Any chance you crate her ('cuz you're going to bed) right after she comes in? If so, she's probably learned the pattern and doesn't want to have to crate up. Try taking her out on a leash to poop so that she can't run off when you want to come back inside.


----------



## Oaklys Dad (Dec 28, 2005)

It looks like Daisy has learned a pattern here and is looking for some more play time before bed. The other posters have some great ideas and I would only add that you need to make recall rock solid. Meaning that for a recall to be complete and the pup gets the treat is you have to have your hand on the collar. Remember that a good recall has to be rewarded even when you are pissed. :


----------



## hotel4dogs (Sep 29, 2008)

I would go to the pet store and buy a 30 or 50 foot cotton web lead. Use that instead of a flexi because they're washable.
Send her out with it on. I wouldn't go out with her, I think that reinforces the behavior. When it's time to come in, if she doesn't, reel her in!


----------



## Bailey & Bentley (Feb 25, 2007)

You could always move your bed outside?


----------



## Pointgold (Jun 6, 2007)

Take her out on a leash. Praise her like crazy when she goes, and bring her in happy, give her a treat. Owning a dog is a committment and having to get up late at night, go out in inclement weather, etc etc is all part of it.
I will also say that if you are angry, and attempting to call her to you when you are, it will not work. You can never call a dog to you in anger, why on earth would they want to? It's like saying to your kid, "Get over here so I can spank you!" Yeah, sure, that makes him want to come to you. :no:
I'd suggest working on recalls during the day when you are both happy and it will be a positive experience for her.


----------



## Joanne & Asia (Jul 23, 2007)

I can see why this makes you frustrated! I agree that teaching her recall at other times will go a lomg way to curb this pattern she has developed. They are very smart at playing us the little monkeys.


----------



## jasnday (Sep 14, 2008)

Thanks for all the great replys, going to follow some of the ideas posted!Going to start using a leash!!


----------



## jwemt81 (Aug 20, 2008)

If you are just taking her out in your yard, a long retractable leash would be a great idea so that she has plenty of room on the leash to run around.

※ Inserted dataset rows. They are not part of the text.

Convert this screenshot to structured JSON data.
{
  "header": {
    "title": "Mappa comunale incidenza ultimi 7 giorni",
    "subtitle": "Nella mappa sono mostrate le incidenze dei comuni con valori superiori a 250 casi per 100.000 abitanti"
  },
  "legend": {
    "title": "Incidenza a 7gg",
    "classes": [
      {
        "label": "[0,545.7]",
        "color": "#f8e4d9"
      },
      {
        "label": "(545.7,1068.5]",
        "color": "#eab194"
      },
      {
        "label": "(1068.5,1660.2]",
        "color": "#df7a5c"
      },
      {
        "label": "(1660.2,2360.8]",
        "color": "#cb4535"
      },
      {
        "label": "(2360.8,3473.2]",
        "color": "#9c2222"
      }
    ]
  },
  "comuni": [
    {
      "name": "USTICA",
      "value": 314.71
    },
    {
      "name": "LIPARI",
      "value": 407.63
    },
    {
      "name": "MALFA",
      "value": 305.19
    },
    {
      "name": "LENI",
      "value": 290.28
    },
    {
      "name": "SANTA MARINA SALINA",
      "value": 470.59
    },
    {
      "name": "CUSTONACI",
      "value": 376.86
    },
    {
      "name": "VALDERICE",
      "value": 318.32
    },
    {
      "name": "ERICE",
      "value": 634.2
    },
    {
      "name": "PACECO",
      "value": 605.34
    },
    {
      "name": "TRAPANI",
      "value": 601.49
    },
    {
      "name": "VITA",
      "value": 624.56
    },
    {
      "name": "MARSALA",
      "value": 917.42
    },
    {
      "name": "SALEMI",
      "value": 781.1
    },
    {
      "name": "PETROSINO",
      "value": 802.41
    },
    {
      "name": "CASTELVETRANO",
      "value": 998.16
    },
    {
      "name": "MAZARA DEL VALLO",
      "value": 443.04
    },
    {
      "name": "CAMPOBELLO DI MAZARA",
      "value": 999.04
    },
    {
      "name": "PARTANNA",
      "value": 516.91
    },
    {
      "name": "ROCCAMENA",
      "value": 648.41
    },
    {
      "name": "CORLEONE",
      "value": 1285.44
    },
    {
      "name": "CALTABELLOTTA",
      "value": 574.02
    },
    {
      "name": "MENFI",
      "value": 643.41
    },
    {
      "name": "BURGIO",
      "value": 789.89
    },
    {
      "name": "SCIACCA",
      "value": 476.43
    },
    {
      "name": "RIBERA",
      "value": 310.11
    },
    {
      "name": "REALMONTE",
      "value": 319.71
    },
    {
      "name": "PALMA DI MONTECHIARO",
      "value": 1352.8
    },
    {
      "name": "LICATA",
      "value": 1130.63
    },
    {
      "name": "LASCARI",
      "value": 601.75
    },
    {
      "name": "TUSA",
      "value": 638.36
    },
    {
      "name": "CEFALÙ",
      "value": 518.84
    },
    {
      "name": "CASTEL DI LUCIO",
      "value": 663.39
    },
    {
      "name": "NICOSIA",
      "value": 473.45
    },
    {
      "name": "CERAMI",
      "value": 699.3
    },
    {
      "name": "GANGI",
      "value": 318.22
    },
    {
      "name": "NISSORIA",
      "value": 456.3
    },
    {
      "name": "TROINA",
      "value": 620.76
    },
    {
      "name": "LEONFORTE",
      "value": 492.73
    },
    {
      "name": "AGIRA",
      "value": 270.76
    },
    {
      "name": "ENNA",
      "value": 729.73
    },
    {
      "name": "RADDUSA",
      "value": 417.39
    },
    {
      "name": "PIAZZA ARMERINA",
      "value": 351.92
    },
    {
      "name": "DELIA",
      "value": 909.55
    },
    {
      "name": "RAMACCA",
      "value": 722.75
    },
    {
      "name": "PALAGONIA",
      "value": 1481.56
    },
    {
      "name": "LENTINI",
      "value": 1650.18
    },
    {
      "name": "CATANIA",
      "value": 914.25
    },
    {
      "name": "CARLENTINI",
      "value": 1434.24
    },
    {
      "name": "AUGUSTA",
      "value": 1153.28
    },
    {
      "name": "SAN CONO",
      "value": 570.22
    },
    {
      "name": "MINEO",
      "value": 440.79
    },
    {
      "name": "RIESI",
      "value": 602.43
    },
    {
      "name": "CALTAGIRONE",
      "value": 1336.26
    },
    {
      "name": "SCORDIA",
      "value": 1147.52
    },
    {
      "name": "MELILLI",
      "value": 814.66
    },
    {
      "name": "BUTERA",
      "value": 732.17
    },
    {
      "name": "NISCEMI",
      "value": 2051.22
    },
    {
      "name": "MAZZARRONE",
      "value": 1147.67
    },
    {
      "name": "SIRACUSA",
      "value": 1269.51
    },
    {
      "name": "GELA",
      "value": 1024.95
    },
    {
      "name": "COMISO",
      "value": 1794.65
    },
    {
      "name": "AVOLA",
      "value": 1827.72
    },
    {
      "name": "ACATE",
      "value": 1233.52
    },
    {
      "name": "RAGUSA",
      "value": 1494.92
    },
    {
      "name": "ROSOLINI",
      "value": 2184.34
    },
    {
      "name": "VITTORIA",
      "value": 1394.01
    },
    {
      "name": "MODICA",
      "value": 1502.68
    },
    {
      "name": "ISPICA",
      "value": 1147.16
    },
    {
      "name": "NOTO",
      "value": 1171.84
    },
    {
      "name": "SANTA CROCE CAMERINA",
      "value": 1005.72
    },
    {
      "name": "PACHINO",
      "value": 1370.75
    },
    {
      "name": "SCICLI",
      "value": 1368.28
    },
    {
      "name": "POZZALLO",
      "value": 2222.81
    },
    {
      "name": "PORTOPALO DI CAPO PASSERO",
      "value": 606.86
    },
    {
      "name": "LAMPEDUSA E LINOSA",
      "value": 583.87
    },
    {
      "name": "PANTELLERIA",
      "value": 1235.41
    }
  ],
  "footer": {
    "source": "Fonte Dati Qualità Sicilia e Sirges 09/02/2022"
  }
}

We use a 30-foot retractable and it works great and Tucker has plenty of room on the leash to get his pre-bedtime zoomies out.


----------



## Pointgold (Jun 6, 2007)

PLEASE, if you use a retractable leash, desensitize your puppy to it dragging/banging along behind him, first. I think Flexi type leads can be useful, but, they are also somewhat cumbersome, and if a dog bolts, and the handler drops it, the case/handle banging along behind him can create a panic situation. I always have my puppies drag one behind them in a controlled environment (inside, in the fenced yard, etc and do recalls and give treats so that they are not panicked by it in an emergency situation.


----------